A02-7 大気循環変動とその予測可能性に関わる中緯度大気海洋相互作用

研究代表者 中村 尚#(東京大学・教授)
研究分担者 西井和晃#(三重大学・准教授),高薮 縁#(東京大学・教授),谷本陽一*(北海道大学・教授),河谷芳雄#(海洋研究開発機構・主任研究員),山崎 哲#(海洋研究開発機構・研究員)
PD研究員
研究協力者 吉田 聡#(A01-1分担),田口文明# (A02-6分担), 小守信正*(A02-6分担),小坂 優# (A03-8分担), 森 正人#(A03-8分担),水田 亮#(気象庁気象研究所・主任研究官),野坂真也#(気象庁気象研究所・研究官),高谷康太郎#(京都産業大学・准教授),新保明彦(気象庁気候情報課・予報官)
[学位:*海洋学,#気象学]

海洋の前線構造を解像できる衛星・大気循環データの解析や地球シミュレータの気候系モデリングを通じ、黒潮やメキシコ湾流、アガラス還流等の強い暖流や付随する海洋渦からの水蒸気・熱の放出が、異常気象に絡む大気循環変動に与え得る影響について、個々の低気圧の降水過程とのマルチスケール間相互作用も含めての実態把握とメカニズムの解明を目指す。さらに、こうした過程が熱帯変動からの大気を介した遠隔影響や対流圏・成層圏循環の結合変動に与え得る影響についても、循環異常の予測可能性の観点も含め包括的に探求する。他班との連携の下、将来温暖化した気候状態で上記の過程が被り得る変調についても評価する。

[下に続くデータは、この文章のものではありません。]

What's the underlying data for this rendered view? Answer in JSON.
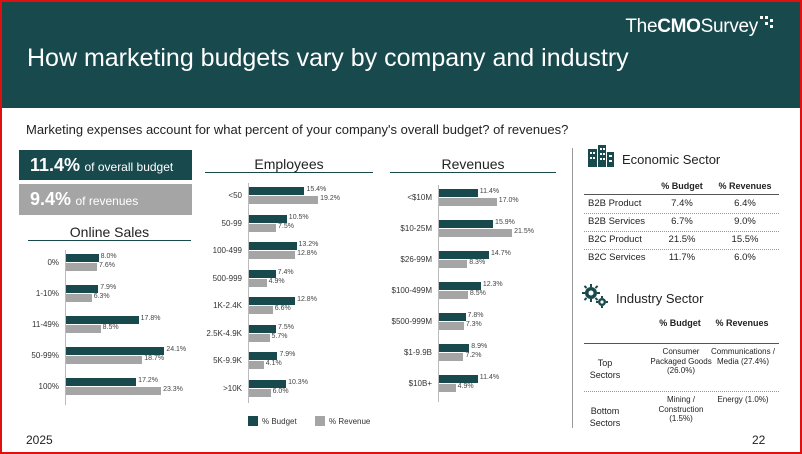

  1. 暖流に伴う顕著な水温前線の南北変位や付随する海洋渦活動の変化が、降水過程や移動性高低気圧活動の変調を介し、寒候期に大洋域に卓越するジェット気流の変動、付随するブロッキング高気圧等の持続的循環異常を如何に強制するか明らかにする。各水温前線域特有の高低気圧活動の季節性にも着目する。【A01-1・2・A02-6・A03-8・9班と連携】
  2. 上記の過程が、熱帯変動から中高緯度域への遠隔影響や成層圏循環変動との結合変動に与え得る影響を同定し、それがもたらす予測可能性への寄与を評価する。 この際、中緯度大気海洋相互作用の寄与を熱帯や高緯度域からの遠隔影響の寄与との相対的重要性も吟味する。また、大気重力波を介した成層圏への影響同定にも挑む。【A02-6・A03-8・9班との連携】
  3. 黒潮や対馬暖流からの熱や水蒸気供給が梅雨前線・秋雨前線に伴う持続的な降水帯の形成・変動(顕著な豪雨も含む)、さらにはそれを支える水蒸気輸送過程(atmospheric river)に与える影響を明らかにする。【A01-2・A02-3・A03-8・9班との連携】
  4. 上記の諸過程が温暖化や長期気候変動から被り得る変調について、それらの予測の可能性への影響も含めた評価を行う。【他班との連携】

上記の班目標(i)~(ⅳ)各々に関連した高い研究実績を有する研究者にポスドク・院生を加えたチームを構成した。雲・降水過程も含めた中緯度の暖流と水温前線に特有の多階層の大気海洋相互作用が「海洋/対流圏・成層圏の鉛直結合」に果たす役割やそれに伴う持続的な大気循環異常(偏差)の予測可能性・不確実性を本格的に扱うのは当班のみであり、その特色を活かしつつ本領域の3つの目標全てへの貢献を目指す。当班が扱う現象の時空間規模の幅も領域内で最も広いため、総括班の課題別ワーキンググループ全てに参加するなど、目標達成に向けて不可欠な領域内他班との緊密な連携を取りつつ、領域内連携全般の橋渡し役を果たす。また、関連する国際共同プロジェクトや多くの海外協力者との連携も積極的に進める。